Initially, Eric and Peter said they didn’t use masks and helmets, but changed strategy.

“We thought long about this because of our identities. It’s not just a matter of personal safety and career concern but our families’ livelihoods if we ended up losing our jobs for it,” Peter said. “So we pack light and try to avoid the front line to minimise the chance of arrest.

“As first-aid volunteers we are limited in what we can do out of uniform. As a volunteer, I can’t handle severe levels of trauma,” he said.

Whether in uniform or out of uniform, Peter said he identified with the people he met at protests as Hong Kong citizens first, just like him. “When I saw that university students were willing to fight for Hong Kong’s future, I couldn’t just sit by and watch,” he said.


Uniform abuse

Eric said his volunteer work created inevitable tensions at his day job. Though he’s not assigned to the 5,000-member Tide Riders police operation at the front line of protests, he is tasked with providing backup.

He said he estimated about 20 per cent of his colleagues had shown some understanding towards Hong Kong’s young protesters, but most on the force saw them as rioters, backed by the US.

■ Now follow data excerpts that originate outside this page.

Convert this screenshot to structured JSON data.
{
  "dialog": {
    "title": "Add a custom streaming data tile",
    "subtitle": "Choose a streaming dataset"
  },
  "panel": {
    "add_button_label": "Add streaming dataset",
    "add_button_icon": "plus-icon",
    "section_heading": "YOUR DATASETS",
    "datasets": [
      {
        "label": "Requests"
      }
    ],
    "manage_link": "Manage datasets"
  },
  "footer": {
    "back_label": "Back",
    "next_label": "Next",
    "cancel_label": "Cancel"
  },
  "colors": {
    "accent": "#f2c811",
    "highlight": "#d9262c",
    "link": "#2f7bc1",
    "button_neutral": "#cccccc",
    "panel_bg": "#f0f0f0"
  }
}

“So I mostly just keep my mouth shut at work. I often go through a shift without speaking more than 10 sentences to my colleagues – we just have nothing much to say to each other,” Eric said.

Then he gets abuse on the streets.

“I tend to just look away and avoid eye contact when people give me verbal abuse when I’m in uniform,” he said, adding that in his view the hostility from the public reflected missed opportunities to improve relations.

“If the fallout from the July 21 attacks had been handled better, things wouldn’t have evolved to this point today,” Eric said. “The only option for the government now is to set up an independent commission of inquiry into police activities during the protests and make all accountable under the law,” he said.

Hong Kong Chief Executive Carrie Lam Cheng Yuet-ngor has rejected the idea of an independent commission, which is now one of the protesters’ core demands. Beijing has also been unequivocal in backing Hong Kong police, saying stopping violence and restoring order are the paramount priorities for the city.

Hong Kong’s new police chief Chris Tang Ping-keung has said the same, stressing that he would only support the ongoing investigation by the force’s watchdog, the Independent Police Complaints Council or IPCC.

The credibility of that investigation took a knock on December 11 when international experts advising the body said they were withdrawing. That was a month after they said the IPCC lacked the necessary authority to conduct a full investigation.

Eric said that while trust in the police force may be at a low, that’s not the full picture.

“I want Hong Kong people to know there are good police officers out there,” Eric said. “They really want to do their best to serve and protect citizens.”